In those days of poverty before the first light of civilization, where mankind wandered in the plains, the differences between men and women were of great significance, as men are bolder, braver, stronger, and more suited to the killing of prey and to the defense against monsters; and the first unsteady steps of civilization only magnified this difference, as men, being stronger, are also more suited to the work of clearing, sowing, and harvesting a field; and for this reason civilizations in their infancy accord men the pride of place, and many insist that women are an inferior class, and do not bother in raising female children.
But in Azlant, where magic tilled the fields, this was not so, for it had become clear that the great work of civilization is the work of managing labor and planning projects, and it is work to which both men and women contribute their strengths with no sex particularly advantaged. A successful civilization is one that can put the strengths of women to as productive use as the strengths of men, and values them accordingly. Often a civilization will cling to the habits of conduct for the sexes that were suitable when it was primitive when it is primitive no longer; in this it weakens itself.
"You are brave and good and pious and thoughtful and I hope that your husband appreciates you thoroughly for it but if he doesn't you must be it all the same. ...and you must keep studying wizardry. Duhenis will be travelling with you, and if your husband objects to a male tutor I'll find you a female one. That was - always my own takeaway, from that bit of History you were reading. Magic doesn't require being stronger, and women can be good at it, and - it's important to have options if you need them."

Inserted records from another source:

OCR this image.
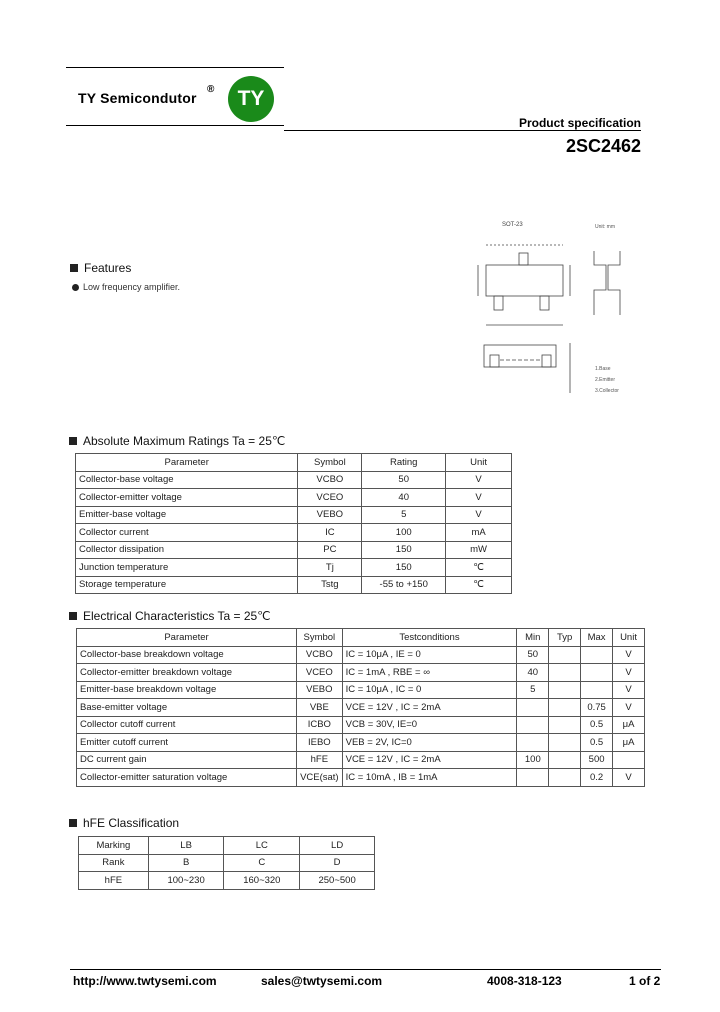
TY Semicondutor
®	TY
Product specification
2SC2462
SOT-23	Unit: mm
1.Base
2.Emitter
3.Collector
Features
Low frequency amplifier.
Absolute Maximum Ratings Ta = 25℃
Parameter	Symbol	Rating	Unit
Collector-base voltage	VCBO	50	V
Collector-emitter voltage	VCEO	40	V
Emitter-base voltage	VEBO	5	V
Collector current	IC	100	mA
Collector dissipation	PC	150	mW
Junction temperature	Tj	150	℃
Storage temperature	Tstg	-55 to +150	℃
Electrical Characteristics Ta = 25℃
Parameter	Symbol	Testconditions	Min	Typ	Max	Unit
Collector-base breakdown voltage	VCBO	IC = 10μA , IE = 0	50			V
Collector-emitter breakdown voltage	VCEO	IC = 1mA , RBE = ∞	40			V
Emitter-base breakdown voltage	VEBO	IC = 10μA , IC = 0	5			V
Base-emitter voltage	VBE	VCE = 12V , IC = 2mA			0.75	V
Collector cutoff current	ICBO	VCB = 30V, IE=0			0.5	μA
Emitter cutoff current	IEBO	VEB = 2V, IC=0			0.5	μA
DC current gain	hFE	VCE = 12V , IC = 2mA	100		500	
Collector-emitter saturation voltage	VCE(sat)	IC = 10mA , IB = 1mA			0.2	V
hFE Classification
Marking	LB	LC	LD
Rank	B	C	D
hFE	100~230	160~320	250~500
http://www.twtysemi.com	sales@twtysemi.com	4008-318-123	1 of 2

There's something in her voice -
No, it makes sense to worry the war might come to their home and she might need options for that. "I work on it every day. I only read once I'm tired enough I start dropping my cantrips."
"I know. I'll let you get back to reading, in a moment, just - give your mother a moment."
Carlota would really quite like to curl up in her mother's arms and stay there for a hundred years and can in any event do it until dinnertime.